Amadou Gon Coulibaly, le 30 juin 2017. © Issam Zejly pour JA

Quelques jours avant son décès, Amadou Gon Coulibaly s’était confié à Marwane Ben Yahmed, le directeur de la publication de Jeune Afrique. L’occasion d’évoquer sa santé, sa manière d’appréhender la suite des événements, sa relation avec Alassane Ouattara…

Ce fut notre dernière rencontre, au tout début de juillet. Hospitalisé puis en convalescence à Paris depuis deux mois, Amadou Gon Coulibaly (AGC), que je connais depuis près de 20 ans, m’avait fixé rendez-vous à son hôtel, La Réserve, dans le 8ème arrondissement de Paris, à quelques mètres à peine de l’Élysée. Un entretien informel, qui revêt, hélas ! un tout autre caractère aujourd’hui, alors que ces lignes sont écrites au lendemain de son décès, le 8 juillet à Abidjan à la clinique Pisam. C’était une belle après-midi d’été. D’excellente humeur, particulièrement détendu, il m’a accueilli dans le lobby d’une boutade : « On fait comment ? On se salue avec les pieds, les coudes ou bien on garde nos distances ? ». Éclats de rires.

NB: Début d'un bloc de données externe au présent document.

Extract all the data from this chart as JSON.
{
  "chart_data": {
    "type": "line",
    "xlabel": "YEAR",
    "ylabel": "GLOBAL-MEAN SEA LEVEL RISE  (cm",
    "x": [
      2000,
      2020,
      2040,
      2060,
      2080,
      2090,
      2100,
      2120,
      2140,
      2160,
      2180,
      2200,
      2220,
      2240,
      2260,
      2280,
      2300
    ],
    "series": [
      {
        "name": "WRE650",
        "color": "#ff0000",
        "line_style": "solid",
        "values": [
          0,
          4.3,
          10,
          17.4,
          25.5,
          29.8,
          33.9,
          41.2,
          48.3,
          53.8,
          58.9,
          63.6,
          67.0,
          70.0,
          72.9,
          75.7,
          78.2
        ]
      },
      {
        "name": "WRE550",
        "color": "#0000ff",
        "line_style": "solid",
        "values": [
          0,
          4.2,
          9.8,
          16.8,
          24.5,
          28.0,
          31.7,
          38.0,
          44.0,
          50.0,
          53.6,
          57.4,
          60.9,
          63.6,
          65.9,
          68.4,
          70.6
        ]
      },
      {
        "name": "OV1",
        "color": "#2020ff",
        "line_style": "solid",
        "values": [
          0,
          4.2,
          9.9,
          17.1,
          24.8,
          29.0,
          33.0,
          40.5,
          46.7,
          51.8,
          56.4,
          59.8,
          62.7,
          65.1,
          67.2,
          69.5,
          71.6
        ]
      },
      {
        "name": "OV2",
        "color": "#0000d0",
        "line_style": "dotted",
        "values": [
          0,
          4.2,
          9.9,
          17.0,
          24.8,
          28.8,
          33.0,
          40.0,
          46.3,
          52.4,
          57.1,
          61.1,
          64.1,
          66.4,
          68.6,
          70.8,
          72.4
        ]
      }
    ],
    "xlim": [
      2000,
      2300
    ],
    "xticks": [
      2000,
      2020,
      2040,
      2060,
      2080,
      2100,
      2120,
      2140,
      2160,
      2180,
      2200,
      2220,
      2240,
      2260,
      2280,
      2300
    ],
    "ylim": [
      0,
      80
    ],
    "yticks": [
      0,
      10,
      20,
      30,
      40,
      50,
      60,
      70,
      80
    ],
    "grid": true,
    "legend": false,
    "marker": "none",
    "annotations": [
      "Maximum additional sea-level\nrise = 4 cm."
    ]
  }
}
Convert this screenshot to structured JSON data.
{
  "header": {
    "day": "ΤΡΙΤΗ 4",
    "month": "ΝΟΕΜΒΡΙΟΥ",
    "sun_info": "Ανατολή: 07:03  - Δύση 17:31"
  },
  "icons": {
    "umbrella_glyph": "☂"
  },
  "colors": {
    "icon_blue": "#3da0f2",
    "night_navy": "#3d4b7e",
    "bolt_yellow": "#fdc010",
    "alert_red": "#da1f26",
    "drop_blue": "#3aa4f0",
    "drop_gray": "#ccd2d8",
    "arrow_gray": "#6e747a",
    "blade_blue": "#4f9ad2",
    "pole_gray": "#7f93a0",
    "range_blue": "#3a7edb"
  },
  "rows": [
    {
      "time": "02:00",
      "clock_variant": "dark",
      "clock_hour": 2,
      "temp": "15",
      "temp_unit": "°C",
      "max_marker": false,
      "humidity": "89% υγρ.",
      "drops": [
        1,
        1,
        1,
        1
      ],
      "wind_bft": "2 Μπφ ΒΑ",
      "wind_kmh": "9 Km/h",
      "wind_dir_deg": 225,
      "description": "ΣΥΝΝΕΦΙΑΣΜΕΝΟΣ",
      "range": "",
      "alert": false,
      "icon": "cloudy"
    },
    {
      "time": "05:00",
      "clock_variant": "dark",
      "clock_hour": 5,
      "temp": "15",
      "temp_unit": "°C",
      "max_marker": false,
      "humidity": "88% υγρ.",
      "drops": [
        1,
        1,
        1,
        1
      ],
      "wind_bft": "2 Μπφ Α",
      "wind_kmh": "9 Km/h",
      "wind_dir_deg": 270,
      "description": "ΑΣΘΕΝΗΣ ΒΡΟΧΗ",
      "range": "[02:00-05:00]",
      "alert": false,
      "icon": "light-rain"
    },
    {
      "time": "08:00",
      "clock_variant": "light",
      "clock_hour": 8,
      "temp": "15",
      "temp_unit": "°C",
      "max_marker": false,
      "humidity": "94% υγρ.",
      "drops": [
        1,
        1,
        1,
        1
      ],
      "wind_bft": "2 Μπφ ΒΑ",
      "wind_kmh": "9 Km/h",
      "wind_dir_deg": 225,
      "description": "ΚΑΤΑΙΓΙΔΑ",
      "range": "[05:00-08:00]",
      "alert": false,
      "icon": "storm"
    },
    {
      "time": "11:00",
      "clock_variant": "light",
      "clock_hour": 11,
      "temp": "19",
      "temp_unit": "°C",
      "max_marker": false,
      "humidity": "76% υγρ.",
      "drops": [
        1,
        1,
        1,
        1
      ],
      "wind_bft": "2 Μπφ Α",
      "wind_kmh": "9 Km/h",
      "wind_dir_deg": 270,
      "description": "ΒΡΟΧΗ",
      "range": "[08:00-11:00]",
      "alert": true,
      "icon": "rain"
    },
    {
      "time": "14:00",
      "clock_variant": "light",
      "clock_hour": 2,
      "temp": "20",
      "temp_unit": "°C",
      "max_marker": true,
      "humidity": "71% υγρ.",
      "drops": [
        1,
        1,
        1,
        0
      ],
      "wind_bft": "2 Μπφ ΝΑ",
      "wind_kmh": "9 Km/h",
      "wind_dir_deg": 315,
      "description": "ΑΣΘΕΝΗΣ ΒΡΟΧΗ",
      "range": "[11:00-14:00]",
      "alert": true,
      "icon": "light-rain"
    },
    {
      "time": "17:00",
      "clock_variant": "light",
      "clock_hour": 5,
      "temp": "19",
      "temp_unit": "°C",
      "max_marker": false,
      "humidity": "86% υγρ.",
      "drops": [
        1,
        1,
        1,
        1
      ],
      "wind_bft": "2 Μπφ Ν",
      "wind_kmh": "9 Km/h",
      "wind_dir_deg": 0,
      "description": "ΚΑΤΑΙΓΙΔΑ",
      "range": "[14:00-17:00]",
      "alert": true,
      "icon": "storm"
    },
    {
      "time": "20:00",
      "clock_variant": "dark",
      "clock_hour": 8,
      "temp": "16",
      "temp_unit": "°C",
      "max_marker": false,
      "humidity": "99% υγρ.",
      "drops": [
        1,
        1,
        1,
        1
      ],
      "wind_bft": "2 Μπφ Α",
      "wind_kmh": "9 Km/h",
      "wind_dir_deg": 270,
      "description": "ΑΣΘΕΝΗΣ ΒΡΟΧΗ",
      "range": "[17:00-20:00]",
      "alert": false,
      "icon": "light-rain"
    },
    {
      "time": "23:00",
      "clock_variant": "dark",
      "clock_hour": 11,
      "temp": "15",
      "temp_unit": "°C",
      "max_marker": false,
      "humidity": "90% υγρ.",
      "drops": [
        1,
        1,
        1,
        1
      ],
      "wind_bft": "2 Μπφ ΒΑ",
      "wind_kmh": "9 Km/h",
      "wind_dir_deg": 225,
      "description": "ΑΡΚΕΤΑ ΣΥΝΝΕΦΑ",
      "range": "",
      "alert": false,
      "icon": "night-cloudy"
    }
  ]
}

Affublé de l’indispensable masque anti-Covid-19, il me conduit près de la terrasse intérieure de ce discret palace, un des rares ouverts depuis le déconfinement. Il commande une citronnelle, moi un café. Évidemment, je m’enquiers de sa santé. « Je vais beaucoup mieux. Cela a pris plus de temps que prévu car, à la fin mai, les médecins m’ont diagnostiqué une arythmie, j’ai donc dû de nouveau être hospitalisé, repasser une multitude d’examens puis m’astreindre à un programme de réadaptation cardiaque. J’ai préféré m’assurer de recouvrer la plénitude de mes moyens avant de rentrer en Côte d’Ivoire. Car je mesure parfaitement l’ampleur de la tâche qui m’attend… »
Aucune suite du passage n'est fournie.